İşte o zaman, bu cevabı geliştiren T. Jivkov ve Bulgaristan Komünist Partisi (BKP) ve devlet konseyi yönetimi iki aşamalı “eritme ve asimile etme planı” hazırlanmasını istemiştir.
Bu planı yazıya döken Ahmet (Dönek) hemen ardından, gizli polisin “kışkırtma” ve “komplo” düzenleme planına uyarak, Varna köylerinden “Drındar”da birkaç kişi toplayıp Bulgaristan Türklerinin Kurtuluş Partisi kurma gibi bir saçma girişimde bulunup, kendi kendini ele verdi.
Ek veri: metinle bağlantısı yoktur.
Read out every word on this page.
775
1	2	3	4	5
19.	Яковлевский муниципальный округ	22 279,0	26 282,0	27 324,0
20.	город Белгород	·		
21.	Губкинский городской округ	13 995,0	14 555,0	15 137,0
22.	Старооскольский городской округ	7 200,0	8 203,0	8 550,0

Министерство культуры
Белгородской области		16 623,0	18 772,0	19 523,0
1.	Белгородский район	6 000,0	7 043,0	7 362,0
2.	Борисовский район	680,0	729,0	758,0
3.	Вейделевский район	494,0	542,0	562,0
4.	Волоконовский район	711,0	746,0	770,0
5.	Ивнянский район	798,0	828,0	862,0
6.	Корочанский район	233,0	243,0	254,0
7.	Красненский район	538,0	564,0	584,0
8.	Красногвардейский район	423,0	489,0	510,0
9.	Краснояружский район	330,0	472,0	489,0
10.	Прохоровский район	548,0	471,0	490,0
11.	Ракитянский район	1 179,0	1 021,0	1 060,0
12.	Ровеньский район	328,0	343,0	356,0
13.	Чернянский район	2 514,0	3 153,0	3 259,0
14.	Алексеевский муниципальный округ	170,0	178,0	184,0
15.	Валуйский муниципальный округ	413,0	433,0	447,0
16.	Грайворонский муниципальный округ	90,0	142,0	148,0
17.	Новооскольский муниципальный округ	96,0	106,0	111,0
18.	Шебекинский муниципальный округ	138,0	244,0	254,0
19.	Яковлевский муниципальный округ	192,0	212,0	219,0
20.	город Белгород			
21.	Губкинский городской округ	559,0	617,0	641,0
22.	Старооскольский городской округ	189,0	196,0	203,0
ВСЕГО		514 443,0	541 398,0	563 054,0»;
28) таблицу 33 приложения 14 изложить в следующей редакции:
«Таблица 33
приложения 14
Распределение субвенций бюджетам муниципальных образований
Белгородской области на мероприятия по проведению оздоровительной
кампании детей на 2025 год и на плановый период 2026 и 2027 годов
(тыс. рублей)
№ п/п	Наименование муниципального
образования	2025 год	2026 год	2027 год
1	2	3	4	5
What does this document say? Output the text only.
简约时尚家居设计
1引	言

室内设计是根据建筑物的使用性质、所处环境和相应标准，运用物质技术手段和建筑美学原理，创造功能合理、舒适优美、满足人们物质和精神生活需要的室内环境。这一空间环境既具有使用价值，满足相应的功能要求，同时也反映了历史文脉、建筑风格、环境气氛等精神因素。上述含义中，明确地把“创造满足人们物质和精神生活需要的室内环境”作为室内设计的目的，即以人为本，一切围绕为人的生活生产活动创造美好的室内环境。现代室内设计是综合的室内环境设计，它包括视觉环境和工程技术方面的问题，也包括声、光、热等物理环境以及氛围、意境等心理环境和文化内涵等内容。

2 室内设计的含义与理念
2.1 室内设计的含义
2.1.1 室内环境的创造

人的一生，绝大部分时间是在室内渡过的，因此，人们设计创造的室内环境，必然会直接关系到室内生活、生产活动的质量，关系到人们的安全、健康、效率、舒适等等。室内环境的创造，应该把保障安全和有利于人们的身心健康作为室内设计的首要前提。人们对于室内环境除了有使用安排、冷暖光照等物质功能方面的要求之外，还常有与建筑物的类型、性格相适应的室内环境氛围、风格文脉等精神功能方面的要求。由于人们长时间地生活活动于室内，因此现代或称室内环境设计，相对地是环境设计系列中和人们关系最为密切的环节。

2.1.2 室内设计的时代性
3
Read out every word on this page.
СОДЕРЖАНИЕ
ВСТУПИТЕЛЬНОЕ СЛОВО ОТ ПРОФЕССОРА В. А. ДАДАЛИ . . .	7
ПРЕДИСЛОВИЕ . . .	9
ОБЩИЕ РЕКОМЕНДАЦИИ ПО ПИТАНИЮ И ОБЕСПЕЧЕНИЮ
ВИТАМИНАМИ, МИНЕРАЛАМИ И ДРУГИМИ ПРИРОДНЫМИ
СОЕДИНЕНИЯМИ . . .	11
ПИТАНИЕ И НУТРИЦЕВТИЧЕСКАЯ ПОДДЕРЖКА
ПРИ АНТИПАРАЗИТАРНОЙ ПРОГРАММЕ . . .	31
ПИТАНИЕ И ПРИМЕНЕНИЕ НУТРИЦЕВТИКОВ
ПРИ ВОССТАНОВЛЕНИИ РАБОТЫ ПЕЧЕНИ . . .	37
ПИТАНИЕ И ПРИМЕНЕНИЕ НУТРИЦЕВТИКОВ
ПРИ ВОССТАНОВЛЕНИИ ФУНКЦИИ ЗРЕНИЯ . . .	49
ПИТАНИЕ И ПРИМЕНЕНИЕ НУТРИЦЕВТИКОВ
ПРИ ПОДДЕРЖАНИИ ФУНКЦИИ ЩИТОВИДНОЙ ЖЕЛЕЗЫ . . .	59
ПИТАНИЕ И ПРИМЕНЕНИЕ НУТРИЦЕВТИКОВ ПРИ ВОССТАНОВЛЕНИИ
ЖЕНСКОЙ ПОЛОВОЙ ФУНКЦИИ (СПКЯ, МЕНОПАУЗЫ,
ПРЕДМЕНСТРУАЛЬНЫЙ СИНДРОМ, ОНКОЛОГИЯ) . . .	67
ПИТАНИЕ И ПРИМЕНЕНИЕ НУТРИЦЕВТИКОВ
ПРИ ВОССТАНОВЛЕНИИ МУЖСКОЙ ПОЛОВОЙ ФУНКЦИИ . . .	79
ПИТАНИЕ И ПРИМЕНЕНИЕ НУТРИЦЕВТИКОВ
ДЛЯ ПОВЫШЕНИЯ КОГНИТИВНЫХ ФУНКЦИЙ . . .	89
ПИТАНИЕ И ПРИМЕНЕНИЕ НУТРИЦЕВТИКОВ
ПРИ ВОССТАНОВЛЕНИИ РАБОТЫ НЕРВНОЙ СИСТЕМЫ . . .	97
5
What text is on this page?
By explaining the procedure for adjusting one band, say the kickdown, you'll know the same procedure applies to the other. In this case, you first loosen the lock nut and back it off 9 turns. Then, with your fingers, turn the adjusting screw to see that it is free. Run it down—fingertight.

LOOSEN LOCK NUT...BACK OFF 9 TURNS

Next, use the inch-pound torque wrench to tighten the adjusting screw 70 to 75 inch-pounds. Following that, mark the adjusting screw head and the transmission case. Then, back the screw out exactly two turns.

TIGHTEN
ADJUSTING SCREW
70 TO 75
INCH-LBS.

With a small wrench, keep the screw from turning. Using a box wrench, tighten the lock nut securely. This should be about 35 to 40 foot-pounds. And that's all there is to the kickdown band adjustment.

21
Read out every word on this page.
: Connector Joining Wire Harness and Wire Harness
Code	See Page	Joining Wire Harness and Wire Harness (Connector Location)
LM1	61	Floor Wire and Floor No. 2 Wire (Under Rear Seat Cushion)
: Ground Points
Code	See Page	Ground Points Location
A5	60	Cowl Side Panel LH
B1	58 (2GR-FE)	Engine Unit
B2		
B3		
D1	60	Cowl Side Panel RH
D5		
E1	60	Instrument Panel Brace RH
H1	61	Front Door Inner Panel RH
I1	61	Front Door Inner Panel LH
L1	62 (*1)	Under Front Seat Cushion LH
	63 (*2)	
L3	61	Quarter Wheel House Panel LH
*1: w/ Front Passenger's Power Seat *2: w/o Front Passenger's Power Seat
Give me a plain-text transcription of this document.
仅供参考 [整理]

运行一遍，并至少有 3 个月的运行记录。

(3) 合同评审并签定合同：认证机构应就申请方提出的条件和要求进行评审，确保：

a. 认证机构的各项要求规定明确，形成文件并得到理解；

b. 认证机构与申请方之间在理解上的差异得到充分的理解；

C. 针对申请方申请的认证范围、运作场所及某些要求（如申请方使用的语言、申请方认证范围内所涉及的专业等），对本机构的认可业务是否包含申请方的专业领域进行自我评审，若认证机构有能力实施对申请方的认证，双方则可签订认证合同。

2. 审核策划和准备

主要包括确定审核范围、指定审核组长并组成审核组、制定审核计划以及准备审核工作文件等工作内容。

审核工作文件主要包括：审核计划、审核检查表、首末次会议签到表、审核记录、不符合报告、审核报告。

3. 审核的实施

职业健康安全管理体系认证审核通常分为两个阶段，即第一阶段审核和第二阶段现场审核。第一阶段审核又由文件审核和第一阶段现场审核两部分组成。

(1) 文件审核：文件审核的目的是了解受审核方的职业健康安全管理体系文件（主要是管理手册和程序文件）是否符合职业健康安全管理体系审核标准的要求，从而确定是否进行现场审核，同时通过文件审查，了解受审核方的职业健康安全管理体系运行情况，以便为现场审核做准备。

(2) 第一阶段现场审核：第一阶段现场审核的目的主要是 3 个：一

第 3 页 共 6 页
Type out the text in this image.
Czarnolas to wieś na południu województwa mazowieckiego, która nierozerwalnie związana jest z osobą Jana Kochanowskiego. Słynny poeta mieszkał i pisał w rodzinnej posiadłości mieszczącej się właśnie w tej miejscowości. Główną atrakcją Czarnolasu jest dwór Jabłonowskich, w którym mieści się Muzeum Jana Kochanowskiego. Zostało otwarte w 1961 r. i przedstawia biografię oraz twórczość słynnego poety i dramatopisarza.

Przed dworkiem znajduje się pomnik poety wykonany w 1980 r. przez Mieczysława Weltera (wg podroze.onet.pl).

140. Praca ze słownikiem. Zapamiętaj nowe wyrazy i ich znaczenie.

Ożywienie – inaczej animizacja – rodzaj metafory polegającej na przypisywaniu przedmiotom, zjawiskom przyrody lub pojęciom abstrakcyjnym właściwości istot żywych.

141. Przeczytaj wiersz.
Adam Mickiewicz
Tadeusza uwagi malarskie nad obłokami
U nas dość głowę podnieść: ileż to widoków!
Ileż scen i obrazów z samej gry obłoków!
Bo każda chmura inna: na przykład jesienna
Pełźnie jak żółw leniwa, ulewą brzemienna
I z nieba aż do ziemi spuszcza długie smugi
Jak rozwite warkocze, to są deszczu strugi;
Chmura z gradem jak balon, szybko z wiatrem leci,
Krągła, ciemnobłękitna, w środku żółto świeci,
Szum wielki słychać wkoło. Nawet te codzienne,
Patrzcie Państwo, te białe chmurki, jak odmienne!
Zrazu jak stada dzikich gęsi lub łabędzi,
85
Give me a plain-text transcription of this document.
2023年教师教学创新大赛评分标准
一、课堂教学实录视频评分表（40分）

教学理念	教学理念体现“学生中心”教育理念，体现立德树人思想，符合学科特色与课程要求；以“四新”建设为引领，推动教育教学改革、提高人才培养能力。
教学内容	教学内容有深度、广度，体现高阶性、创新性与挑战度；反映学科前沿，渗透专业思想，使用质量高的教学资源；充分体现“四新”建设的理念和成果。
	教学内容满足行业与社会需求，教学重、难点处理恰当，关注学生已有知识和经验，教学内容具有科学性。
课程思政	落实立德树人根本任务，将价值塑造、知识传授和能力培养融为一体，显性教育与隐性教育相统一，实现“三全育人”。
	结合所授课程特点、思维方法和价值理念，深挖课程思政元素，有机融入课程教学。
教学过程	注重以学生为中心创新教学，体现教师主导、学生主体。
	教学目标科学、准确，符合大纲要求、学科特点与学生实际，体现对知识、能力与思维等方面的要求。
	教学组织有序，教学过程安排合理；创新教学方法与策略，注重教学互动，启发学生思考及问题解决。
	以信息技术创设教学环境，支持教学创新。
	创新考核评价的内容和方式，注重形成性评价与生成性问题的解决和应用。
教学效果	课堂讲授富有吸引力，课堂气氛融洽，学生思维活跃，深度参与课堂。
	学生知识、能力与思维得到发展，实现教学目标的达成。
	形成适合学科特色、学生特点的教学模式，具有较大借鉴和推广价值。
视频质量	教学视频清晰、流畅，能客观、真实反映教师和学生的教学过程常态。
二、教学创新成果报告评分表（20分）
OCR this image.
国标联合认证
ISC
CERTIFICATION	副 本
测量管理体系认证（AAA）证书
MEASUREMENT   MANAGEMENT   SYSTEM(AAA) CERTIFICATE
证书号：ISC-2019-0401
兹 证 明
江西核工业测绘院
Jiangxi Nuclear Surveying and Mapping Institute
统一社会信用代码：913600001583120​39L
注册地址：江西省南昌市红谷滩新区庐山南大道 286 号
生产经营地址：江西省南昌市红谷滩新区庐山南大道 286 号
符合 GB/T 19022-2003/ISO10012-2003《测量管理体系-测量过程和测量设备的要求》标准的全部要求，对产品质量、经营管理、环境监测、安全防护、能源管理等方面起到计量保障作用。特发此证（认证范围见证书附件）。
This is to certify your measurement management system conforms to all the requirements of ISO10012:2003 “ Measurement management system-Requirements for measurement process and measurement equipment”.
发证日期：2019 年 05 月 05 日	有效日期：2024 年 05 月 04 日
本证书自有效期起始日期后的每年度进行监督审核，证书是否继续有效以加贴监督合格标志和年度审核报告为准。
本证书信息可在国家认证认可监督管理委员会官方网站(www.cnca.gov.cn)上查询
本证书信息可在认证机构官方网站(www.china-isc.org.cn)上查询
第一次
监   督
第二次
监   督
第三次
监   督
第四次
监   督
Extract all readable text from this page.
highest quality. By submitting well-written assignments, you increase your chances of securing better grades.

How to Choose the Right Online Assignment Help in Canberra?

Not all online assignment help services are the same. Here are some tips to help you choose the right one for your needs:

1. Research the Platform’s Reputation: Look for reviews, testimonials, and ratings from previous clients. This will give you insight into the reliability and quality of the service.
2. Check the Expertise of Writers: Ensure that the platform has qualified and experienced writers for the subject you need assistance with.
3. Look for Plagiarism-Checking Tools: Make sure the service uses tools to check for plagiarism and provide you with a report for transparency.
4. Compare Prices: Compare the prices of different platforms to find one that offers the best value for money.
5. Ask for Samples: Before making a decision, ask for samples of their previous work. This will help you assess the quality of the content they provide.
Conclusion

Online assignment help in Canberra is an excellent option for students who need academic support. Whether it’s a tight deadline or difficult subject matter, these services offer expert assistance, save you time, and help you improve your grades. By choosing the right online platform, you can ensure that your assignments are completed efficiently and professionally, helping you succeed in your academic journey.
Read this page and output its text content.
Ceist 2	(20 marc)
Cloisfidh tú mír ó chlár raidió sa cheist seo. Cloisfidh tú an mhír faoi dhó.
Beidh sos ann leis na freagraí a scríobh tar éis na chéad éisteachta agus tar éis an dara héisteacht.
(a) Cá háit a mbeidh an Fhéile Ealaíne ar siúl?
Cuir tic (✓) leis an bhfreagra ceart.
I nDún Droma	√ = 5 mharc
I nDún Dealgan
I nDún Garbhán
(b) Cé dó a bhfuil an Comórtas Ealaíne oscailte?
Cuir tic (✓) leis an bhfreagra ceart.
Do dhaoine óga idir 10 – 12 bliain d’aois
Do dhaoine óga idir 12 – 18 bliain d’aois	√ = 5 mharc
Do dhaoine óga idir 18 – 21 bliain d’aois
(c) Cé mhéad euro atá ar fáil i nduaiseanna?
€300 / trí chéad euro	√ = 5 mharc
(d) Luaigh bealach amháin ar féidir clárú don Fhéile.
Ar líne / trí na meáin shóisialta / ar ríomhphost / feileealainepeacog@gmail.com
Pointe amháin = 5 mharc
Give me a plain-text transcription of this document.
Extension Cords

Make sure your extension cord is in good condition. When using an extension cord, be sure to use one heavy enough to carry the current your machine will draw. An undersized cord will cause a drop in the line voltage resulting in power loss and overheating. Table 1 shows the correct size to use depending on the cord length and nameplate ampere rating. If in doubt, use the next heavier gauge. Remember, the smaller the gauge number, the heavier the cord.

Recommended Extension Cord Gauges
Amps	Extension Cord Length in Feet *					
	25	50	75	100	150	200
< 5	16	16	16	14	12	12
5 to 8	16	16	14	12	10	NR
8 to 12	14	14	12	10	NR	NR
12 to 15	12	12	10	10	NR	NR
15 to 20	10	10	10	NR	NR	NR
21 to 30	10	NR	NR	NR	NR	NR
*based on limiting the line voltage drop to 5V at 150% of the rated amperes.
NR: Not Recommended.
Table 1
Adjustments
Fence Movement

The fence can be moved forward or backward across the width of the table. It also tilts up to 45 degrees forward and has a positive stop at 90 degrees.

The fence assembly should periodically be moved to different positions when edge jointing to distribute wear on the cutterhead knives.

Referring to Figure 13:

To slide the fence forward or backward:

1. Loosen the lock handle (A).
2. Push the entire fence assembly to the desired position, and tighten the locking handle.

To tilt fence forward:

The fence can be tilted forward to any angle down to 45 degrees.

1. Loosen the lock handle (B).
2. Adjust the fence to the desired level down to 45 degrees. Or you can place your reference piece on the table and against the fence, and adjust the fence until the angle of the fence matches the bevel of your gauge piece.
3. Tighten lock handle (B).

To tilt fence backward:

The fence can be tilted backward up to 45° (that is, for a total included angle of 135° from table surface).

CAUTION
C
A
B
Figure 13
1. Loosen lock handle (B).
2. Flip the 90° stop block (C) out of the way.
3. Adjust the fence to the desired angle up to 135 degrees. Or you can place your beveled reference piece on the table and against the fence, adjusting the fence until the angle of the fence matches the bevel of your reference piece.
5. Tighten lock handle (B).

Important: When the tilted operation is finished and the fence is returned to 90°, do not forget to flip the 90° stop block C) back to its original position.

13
Hemen ardında göstermelik duruşmalar yapıldı. O, arkadaşlarını toplatıp içeri tıktırdı. Hakkında mahkeme kararı olmasa da, kendisi de Sofya, Stara Zagora ve Pazarcık ceza evlerinin “konforlu hücrelerine” girdi. Hapiste olduğunu ve hücrede yattığını kanıtlamak içinde “havalandırma saatlerinde öteki mahkûmların arasında göründü. Göz boyamak için girdiği hapiste hep iki yerden maaş aldı. “DS” subayları ve Rus konsolosluğunda görevli KGB ajanlarıyla devlet dağ evlerinde viskili görüşmelerle gün geçirdi. Bu konuda çok işlendi. Çok yazıldı. Dosyalar okundu. Ciltlerle kitaplar çıktı, ama olayın fıkraları anlatılmadı.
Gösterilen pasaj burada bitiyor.